The daemon is structured as a poll-based task orchestrator:

  • Main loop: Polls the progress dashboard (a shared database table or API endpoint) every 60 seconds for pending tasks
  • Session management: Spawns Claude API sessions (via anthropic SDK) with a hard limit of 30 turns per session to control costs and latency
  • Subprocess integration: Periodically spawns port_sheet_sync.py (30-minute interval) to hydrate task metadata from Google Sheets
  • Service registration: Managed as a systemd service on the Lightsail instance, with automatic restart on failure

Google OAuth Token Lifecycle

The daemon uses the google-auth-oauthlib library to authenticate. The OAuth 2.0 flow stores:

  • A refresh token (long-lived, stored in credentials)
  • An access token (short-lived, typically 1 hour)

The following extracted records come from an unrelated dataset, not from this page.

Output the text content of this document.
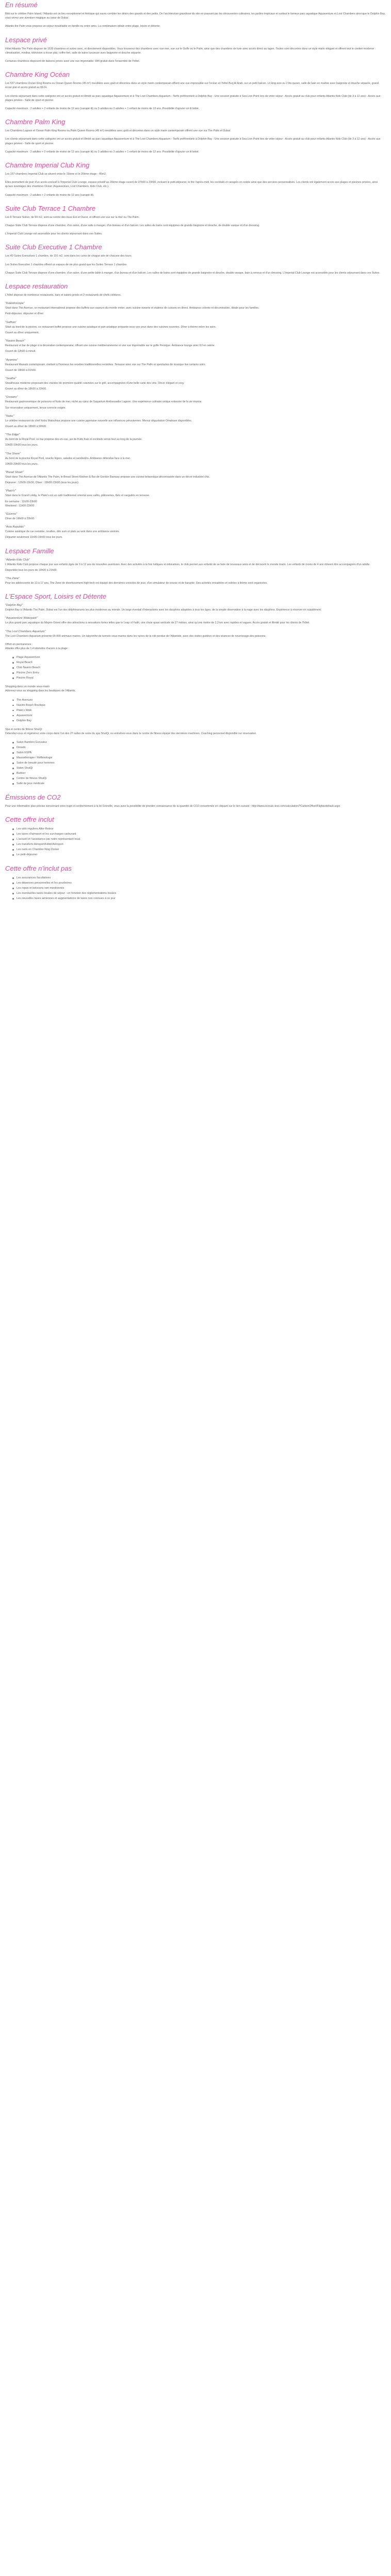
En résumé
Bâti sur le célèbre Palm Island, l'Atlantis est un lieu exceptionnel et féérique qui saura combler les désirs des grands et des petits. De l'architecture grandiose du site en passant par les découvertes culinaires, les jardins tropicaux et surtout le fameux parc aquatique Aquaventure et Lost Chambers ainsi que le Dolphin Bay, vous vivrez une aventure magique au cœur de Dubaï.
Atlantis the Palm vous propose un séjour inoubliable en famille ou entre amis. La combinaison idéale entre plage, loisirs et détente.
Lespace privé
Hôtel Atlantis The Palm dispose de 1539 chambres et suites avec, et directement disponibles. Vous trouverez des chambres avec vue mer, vue sur le Golfe ou le Palm, ainsi que des chambres de luxe avec accès direct au lagon. Toutes sont décorées dans un style marin élégant et offrent tout le confort moderne : climatisation, minibar, télévision à écran plat, coffre-fort, salle de bains luxueuse avec baignoire et douche séparée.
Certaines chambres disposent de balcons privés avec une vue imprenable. Wifi gratuit dans l'ensemble de l'hôtel.
Chambre King Océan
Les 537 chambres Océan King Rooms ou Ocean Queen Rooms (45 m²) meublées avec goût et décorées dans un style marin contemporain offrent une vue imprenable sur l'océan et l'hôtel Burj Al Arab, sur un petit balcon. Lit king-size ou 2 lits queen, salle de bain en marbre avec baignoire et douche séparée, grand écran plat et accès gratuit au Wi-Fi.
Les clients séjournant dans cette catégorie ont un accès gratuit et illimité au parc aquatique Aquaventure et à The Lost Chambers Aquarium - Tarifs préférentiels à Dolphin Bay - Une session gratuite à Sea Lion Point lors de votre séjour - Accès gratuit au club pour enfants Atlantis Kids Club (de 3 à 12 ans) - Accès aux plages privées - Salle de sport et piscine.
Capacité maximum : 2 adultes + 2 enfants de moins de 12 ans (canapé-lit) ou 3 adultes ou 3 adultes + 1 enfant de moins de 12 ans. Possibilité d'ajouter un lit bébé.
Chambre Palm King
Les Chambres Lagoon et Ocean Palm King Rooms ou Palm Queen Rooms (45 m²) meublées avec goût et décorées dans un style marin contemporain offrent une vue sur The Palm et Dubaï.
Les clients séjournant dans cette catégorie ont un accès gratuit et illimité au parc aquatique Aquaventure et à The Lost Chambers Aquarium - Tarifs préférentiels à Dolphin Bay - Une session gratuite à Sea Lion Point lors de votre séjour - Accès gratuit au club pour enfants Atlantis Kids Club (de 3 à 12 ans) - Accès aux plages privées - Salle de sport et piscine.
Capacité maximum : 2 adultes + 2 enfants de moins de 12 ans (canapé-lit) ou 3 adultes ou 3 adultes + 1 enfant de moins de 12 ans. Possibilité d'ajouter un lit bébé.
Chambre Imperial Club King
Les 157 chambres Imperial Club se situent entre le 15ème et le 20ème étage - 45m2.
Elles permettent de jouir d'un accès exclusif à l'Imperial Club Lounge, espace privatif au 20ème étage ouvert de 07h00 à 23h00, incluant le petit-déjeuner, le thé l'après-midi, les cocktails et canapés en soirée ainsi que des services personnalisés. Les clients ont également accès aux plages et piscines privées, ainsi qu'aux avantages des chambres Océan (Aquaventure, Lost Chambers, Kids Club, etc.).
Capacité maximum : 2 adultes + 2 enfants de moins de 12 ans (canapé-lit).
Suite Club Terrace 1 Chambre
Les 8 Terrace Suites, de 94 m2, sont au centre des tours Est et Ouest, et offrent une vue sur la mer ou The Palm.
Chaque Suite Club Terrace dispose d'une chambre, d'un salon, d'une salle à manger, d'un bureau et d'un balcon. Les salles de bains sont équipées de grande baignoire et douche, de double vasque et d'un dressing.
L'Imperial Club Lounge est accessible pour les clients séjournant dans ces Suites.
Suite Club Executive 1 Chambre
Les 40 Suites Executives 1 chambre, de 101 m2, sont dans les coins de chaque aile de chacune des tours.
Les Suites Executive 1 chambre offrent un espace de vie plus grand que les Suites Terrace 1 chambre.
Chaque Suite Club Terrace dispose d'une chambre, d'un salon, d'une petite table à manger, d'un bureau et d'un balcon. Les salles de bains sont équipées de grande baignoire et douche, double vasque, bain à remous et d'un dressing. L'Imperial Club Lounge est accessible pour les clients séjournant dans ces Suites.
Lespace restauration
L'hôtel dispose de nombreux restaurants, bars et salons privés et 2 restaurants de chefs célèbres.
"Kaleidoscope"
Situé dans The Avenue, ce restaurant international propose des buffets aux saveurs du monde entier, avec cuisine ouverte et stations de cuisson en direct. Ambiance colorée et décontractée, idéale pour les familles.
Petit-déjeuner, déjeuner et dîner.
"Saffron"
Situé au bord de la piscine, ce restaurant buffet propose une cuisine asiatique et pan-asiatique préparée sous vos yeux dans des cuisines ouvertes. Dîner à thème selon les soirs.
Ouvert au dîner uniquement.
"Nasimi Beach"
Restaurant et bar de plage à la décoration contemporaine, offrant une cuisine méditerranéenne et une vue imprenable sur le golfe Persique. Ambiance lounge avec DJ en soirée.
Ouvert de 12h00 à minuit.
"Ayamna"
Restaurant libanais contemporain, mettant à l'honneur les recettes traditionnelles revisitées. Terrasse avec vue sur The Palm et spectacles de musique live certains soirs.
Ouvert de 18h00 à 01h00.
"Seafire"
Steakhouse moderne proposant des viandes de première qualité cuisinées sur le grill, accompagnées d'une belle carte des vins. Décor élégant et cosy.
Ouvert au dîner de 18h30 à 23h00.
"Ossiano"
Restaurant gastronomique de poissons et fruits de mer, niché au cœur de l'aquarium Ambassador Lagoon. Une expérience culinaire unique entourée de la vie marine.
Sur réservation uniquement, tenue correcte exigée.
"Nobu"
Le célèbre restaurant du chef Nobu Matsuhisa propose une cuisine japonaise nouvelle aux influences péruviennes. Menus dégustation Omakase disponibles.
Ouvert au dîner de 18h00 à 00h00.
"The Edge"
Au bord de la Royal Pool, ce bar propose des en-cas, jus de fruits frais et cocktails servis tout au long de la journée.
10h00-19h00 tous les jours.
"The Shore"
Au bord de la piscine Royal Pool, snacks légers, salades et sandwichs. Ambiance détendue face à la mer.
10h00-20h00 tous les jours.
"Bread Street"
Situé dans The Avenue de l'Atlantis The Palm, le Bread Street Kitchen & Bar de Gordon Ramsay propose une cuisine britannique décontractée dans un décor industriel chic.
Déjeuner : 12h00-15h30, Dîner : 18h00-23h00 (tous les jours).
"Plato's"
Situé dans le Grand Lobby, le Plato's est un café traditionnel oriental avec cafés, pâtisseries, thés et narguilés en terrasse.
En semaine : 11h00-23h00
Weekend : 11h00-23h00
"Gizzmo"
Dîner de 19h00 à 23h00.
"Asia Republic"
Cuisine asiatique de rue revisitée, nouilles, dim sum et plats au wok dans une ambiance animée.
Déjeuner seulement 11h00-15h00 tous les jours.
Lespace Famille
"Atlantis Kids Club"
L'Atlantis Kids Club propose chaque jour aux enfants âgés de 3 à 12 ans de nouvelles aventures. Avec des activités à la fois ludiques et éducatives, le club permet aux enfants de se faire de nouveaux amis et de découvrir le monde marin. Les enfants de moins de 4 ans doivent être accompagnés d'un adulte.
Disponible tous les jours de 10h00 à 21h00.
"The Zone"
Pour les adolescents de 13 à 17 ans, The Zone de divertissement high-tech est équipé des dernières consoles de jeux, d'un simulateur de course et de karaoké. Des activités encadrées et soirées à thème sont organisées.
L'Espace Sport, Loisirs et Détente
"Dolphin Bay"
Dolphin Bay à l'Atlantis The Palm, Dubaï est l'un des délphinariums les plus modernes au monde. Un large éventail d'interactions avec les dauphins adaptées à tous les âges, de la simple observation à la nage avec les dauphins. Expérience à réserver en supplément.
"Aquaventure Waterpark"
Le plus grand parc aquatique du Moyen-Orient offre des attractions à sensations fortes telles que le Leap of Faith, une chute quasi verticale de 27 mètres, ainsi qu'une rivière de 2,3 km avec rapides et vagues. Accès gratuit et illimité pour les clients de l'hôtel.
"The Lost Chambers Aquarium"
The Lost Chambers Aquarium présente 65 000 animaux marins. Un labyrinthe de tunnels sous-marins dans les ruines de la cité perdue de l'Atlantide, avec des visites guidées et des séances de nourrissage des poissons.
Offert en permanence :
Atlantis offre plus de 1,4 kilomètre d'accès à la plage :
Plage Aquaventure
Royal Beach
Club Nasimi Beach
Piscine Zero Entry
Piscine Royal
Shopping dans un monde sous-marin
Adonnez-vous au shopping dans les boutiques de l'Atlantis.
The Avenues
Nasimi Beach Boutique
Plato's Walk
Aquaventure
Dolphin Bay
Spa et centre de fitness ShuiQi
Détendez-vous et régénérez votre corps dans l'un des 27 salles de soins du spa ShuiQi, ou entraînez-vous dans le centre de fitness équipé des dernières machines. Coaching personnel disponible sur réservation.
Salon Bambini Gonzalez
Dorado
Salon ESPA
Massothérapie / Réflexologie
Salon de beauté pour hommes
Salon ShuiQi
Barbier
Centre de fitness ShuiQi
Salle de jeux médicale
Émissions de CO2
Pour une information plus précise concernant votre trajet et conformément à la loi Grenelle, vous avez la possibilité de prendre connaissance de la quantité de CO2 consommée en cliquant sur le lien suivant : http://www.ecocalc-test.com/calculation/?CarbonOffset/Flights/default.aspx
Cette offre inclut
Les vols réguliers Aller-Retour
Les taxes d'aéroport et les surcharges carburant
L'accueil et l'assistance par notre représentant local
Les transferts Aéroport/Hôtel/Aéroport
Les nuits en Chambre King Océan
Le petit-déjeuner
Cette offre n'inclut pas
Les assurances facultatives
Les dépenses personnelles et les pourboires
Les repas et boissons non mentionnés
Les éventuelles taxes locales de séjour - en fonction des réglementations locales
Les nouvelles taxes aériennes et augmentations de taxes non connues à ce jour
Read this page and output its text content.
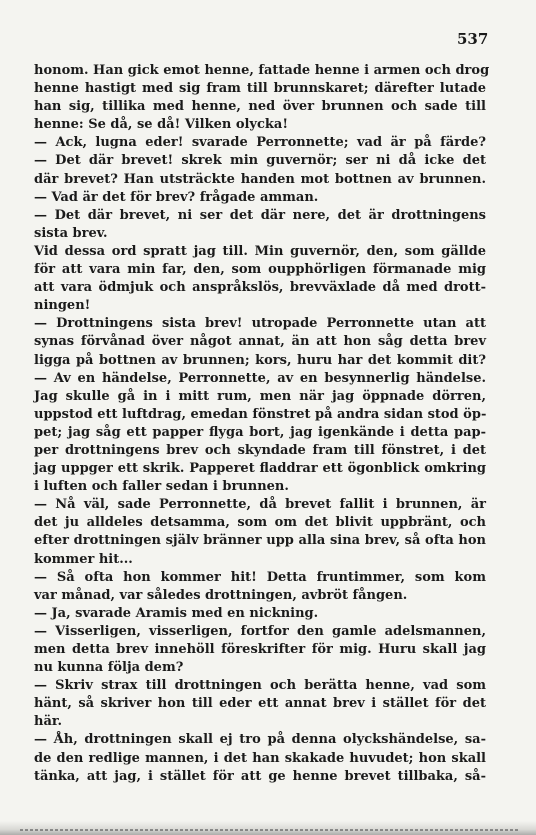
537
honom. Han gick emot henne, fattade henne i armen och drog
henne hastigt med sig fram till brunnskaret; därefter lutade
han sig, tillika med henne, ned över brunnen och sade till
henne: Se då, se då! Vilken olycka!
— Ack, lugna eder! svarade Perronnette; vad är på färde?
— Det där brevet! skrek min guvernör; ser ni då icke det
där brevet? Han utsträckte handen mot bottnen av brunnen.
— Vad är det för brev? frågade amman.
— Det där brevet, ni ser det där nere, det är drottningens
sista brev.
Vid dessa ord spratt jag till. Min guvernör, den, som gällde
för att vara min far, den, som oupphörligen förmanade mig
att vara ödmjuk och anspråkslös, brevväxlade då med drott-
ningen!
— Drottningens sista brev! utropade Perronnette utan att
synas förvånad över något annat, än att hon såg detta brev
ligga på bottnen av brunnen; kors, huru har det kommit dit?
— Av en händelse, Perronnette, av en besynnerlig händelse.
Jag skulle gå in i mitt rum, men när jag öppnade dörren,
uppstod ett luftdrag, emedan fönstret på andra sidan stod öp-
pet; jag såg ett papper flyga bort, jag igenkände i detta pap-
per drottningens brev och skyndade fram till fönstret, i det
jag uppger ett skrik. Papperet fladdrar ett ögonblick omkring
i luften och faller sedan i brunnen.
— Nå väl, sade Perronnette, då brevet fallit i brunnen, är
det ju alldeles detsamma, som om det blivit uppbränt, och
efter drottningen själv bränner upp alla sina brev, så ofta hon
kommer hit...
— Så ofta hon kommer hit! Detta fruntimmer, som kom
var månad, var således drottningen, avbröt fången.
— Ja, svarade Aramis med en nickning.
— Visserligen, visserligen, fortfor den gamle adelsmannen,
men detta brev innehöll föreskrifter för mig. Huru skall jag
nu kunna följa dem?
— Skriv strax till drottningen och berätta henne, vad som
hänt, så skriver hon till eder ett annat brev i stället för det
här.
— Åh, drottningen skall ej tro på denna olyckshändelse, sa-
de den redlige mannen, i det han skakade huvudet; hon skall
tänka, att jag, i stället för att ge henne brevet tillbaka, så-
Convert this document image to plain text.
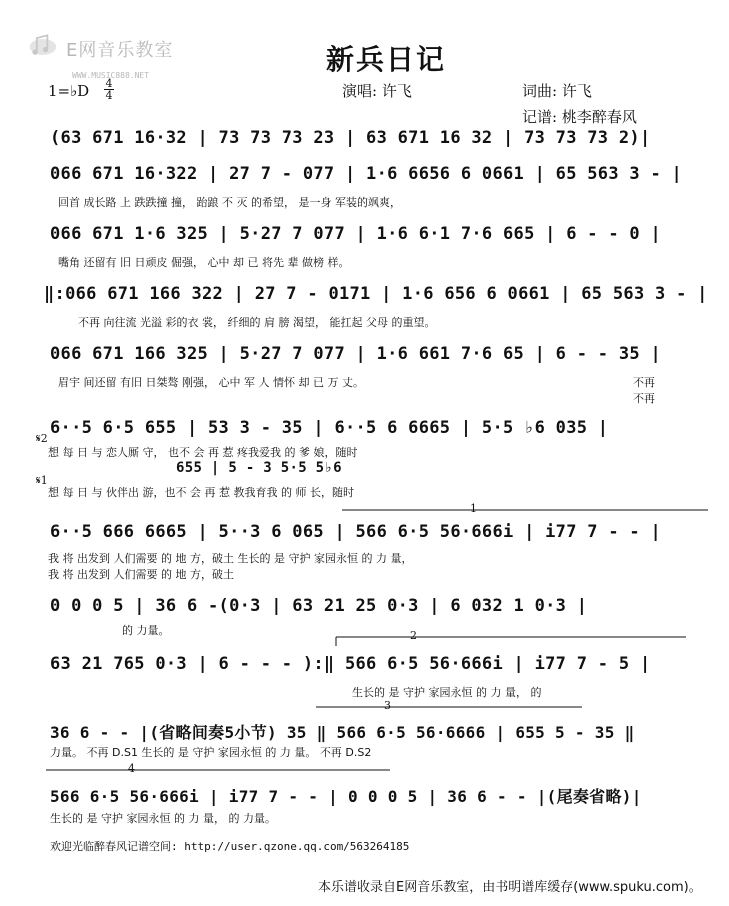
E网音乐教室
WWW.MUSIC888.NET	新兵日记
1=♭D 4
4	演唱: 许飞	词曲: 许飞
记谱: 桃李醉春风
(63 671 16·32 | 73 73 73 23 | 63 671 16 32 | 73 73 73 2)|
066 671 16·322 | 27 7 - 077 | 1·6 6656 6 0661 | 65 563 3 - |
回首 成长路 上 跌跌撞 撞， 跆踉 不 灭 的希望， 是一身 军装的飒爽，
066 671 1·6 325 | 5·27 7 077 | 1·6 6·1 7·6 665 | 6 - - 0 |
嘴角 还留有 旧 日顽皮 倔强， 心中 却 已 将先 辈 做榜 样。
‖:066 671 166 322 | 27 7 - 0171 | 1·6 656 6 0661 | 65 563 3 - |
不再 向往流 光溢 彩的衣 裳， 纤细的 肩 膀 渴望， 能扛起 父母 的重望。
066 671 166 325 | 5·27 7 077 | 1·6 661 7·6 65 | 6 - - 35 |
眉宇 间还留 有旧 日桀骜 刚强， 心中 军 人 情怀 却 已 万 丈。	不再
不再
6··5 6·5 655 | 53 3 - 35 | 6··5 6 6665 | 5·5 ♭6 035 |
𝄋2
想 每 日 与 恋人厮 守， 也不 会 再 惹 疼我爱我 的 爹 娘，随时
655 | 5 - 3 5·5 5♭6
𝄋1
想 每 日 与 伙伴出 游，也不 会 再 惹 教我育我 的 师 长，随时
6··5 666 6665 | 5··3 6 065 | 566 6·5 56·666i | i77 7 - - |
我 将 出发到 人们需要 的 地 方，破土 生长的 是 守护 家园永恒 的 力 量，
我 将 出发到 人们需要 的 地 方，破土
0 0 0 5 | 36 6 -(0·3 | 63 21 25 0·3 | 6 032 1 0·3 |
的 力量。
63 21 765 0·3 | 6 - - - ):‖ 566 6·5 56·666i | i77 7 - 5 |
生长的 是 守护 家园永恒 的 力 量， 的
36 6 - - |(省略间奏5小节) 35 ‖ 566 6·5 56·6666 | 655 5 - 35 ‖
力量。 不再 D.S1 生长的 是 守护 家园永恒 的 力 量。 不再 D.S2
566 6·5 56·666i | i77 7 - - | 0 0 0 5 | 36 6 - - |(尾奏省略)|
生长的 是 守护 家园永恒 的 力 量， 的 力量。
1
2
3
4
欢迎光临醉春风记谱空间: http://user.qzone.qq.com/563264185
本乐谱收录自E网音乐教室，由书明谱库缓存(www.spuku.com)。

If the refresh token expires or is revoked (e.g., user changes password, revokes app permissions, or token hasn't been refreshed in 6+ months), the daemon cannot obtain a new access token, and all API calls fail with HTTP 400.

Key Decisions and Non-Issues

Session Max-Turns Exits (Non-Critical)

The two sessions that hit the 30-turn Claude limit exited with code 1. This is not a crash—it's a cost and latency control mechanism. The daemon logs these as errors but continues running. Session 2 completed successfully, demonstrating that the daemon itself is healthy. If complex tasks regularly exhaust the 30-turn limit, we should consider:

  • Increasing the turn limit (cost trade-off)
  • Breaking tasks into smaller scopes (architectural change)
  • Implementing a continuation mechanism (session handoff)

For now, this is acceptable—the daemon is functioning as designed.